Daddy Buck told us how it was a real déjà vu moment receiving that fatal call from Mummy Buck.

Through her sobs, he managed to make out something about the fluffy one needing further tests, there was mention of a dodgy sounding heart and maybe even a consultant.  All Daddy Buck could hear was the pound notes adding up – it sounded expensive.

It was to be a tense few hours for both of them, waiting for the call.

Daddy Buck, a practicing fortune teller said “I tried to console Mummy Buck, reassuring her his heart test would come back clear.

The Call


Mummy Buck told the Daily Grief how she spent the couple hours in a state of tension and anxiety waiting for the call.

“I can’t tell you how pleased I was when the Vet rang with the all-clear.  No need to see a heart consultant.  As luck would have it, he had a ‘free slot’ that afternoon and was able to squeeze the Fluffy One in for his ‘ball removal’ operation'”.

Post-operation, Mummy Buck faced another scary moment when her bank card got declined.  I thought this can’t be happening, someone must have fraudulently used my card.  Thankfully, it was the bank being cautious.  They called to confirm I was trying to make an unusually large payment”.

“Not forgetting the compulsory plastic cone collar.  A rectangular sheet of plastic rolled into a cone shape with a fancy name and overpriced!  He HAD to have it to protect his stitches,” said Daddy Buck.

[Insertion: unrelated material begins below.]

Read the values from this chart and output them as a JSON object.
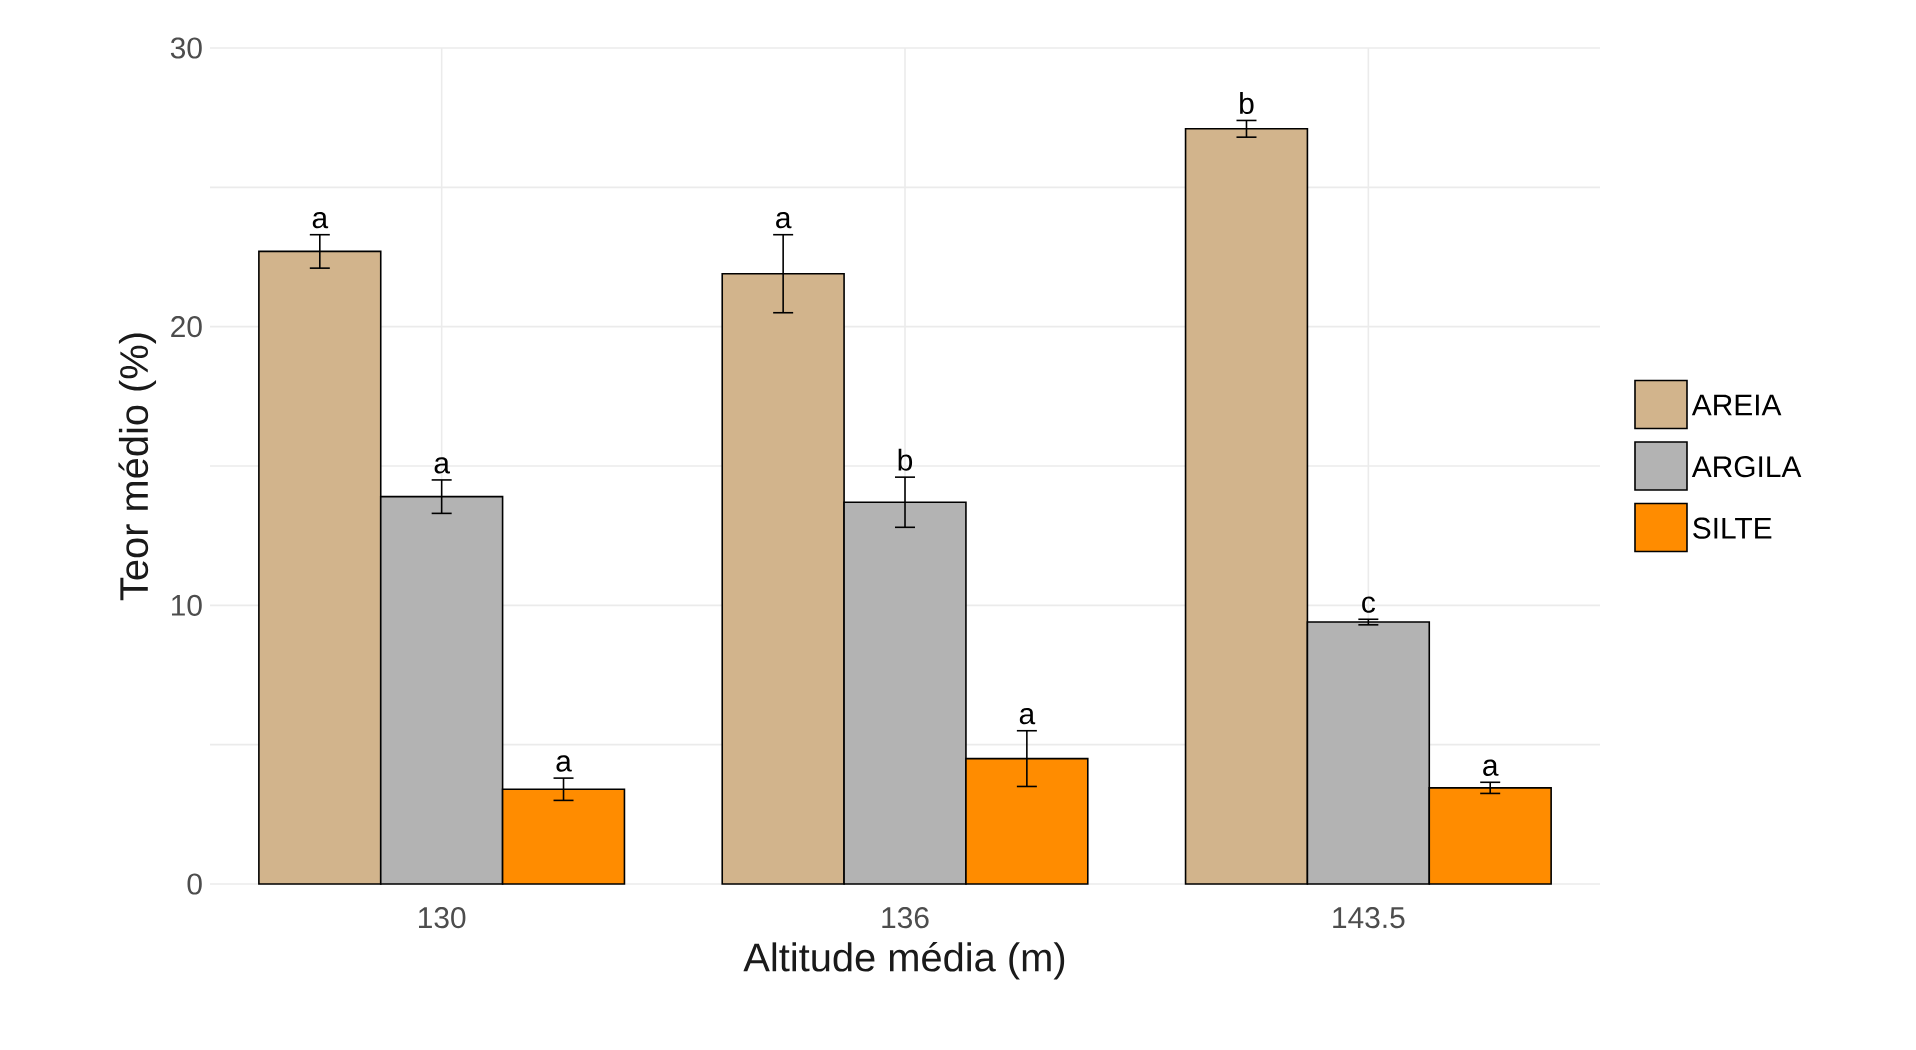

“It proved nothing more than a complete arse ache.  It was a fight every time we tried getting it on him, it never stayed on longer than a few minutes before it was off and being chewed on”.

” Anything made from plastic and Daddy Buck will complain.  He has done for years” said Mummy Buck, a former 80’s chick”.

“Every bloody time we bought the kids toys they wanted for Christmas, I’d have to listen to his relentless complaining about plastic crap.  Never mind putting it together”!


The Daily Grief is pleased to report that Mr & Mrs. Buck are recovering well from a month eating baked beans and the fluffy one is back enjoying his favourite past time, biting human limbs and stealing shoes.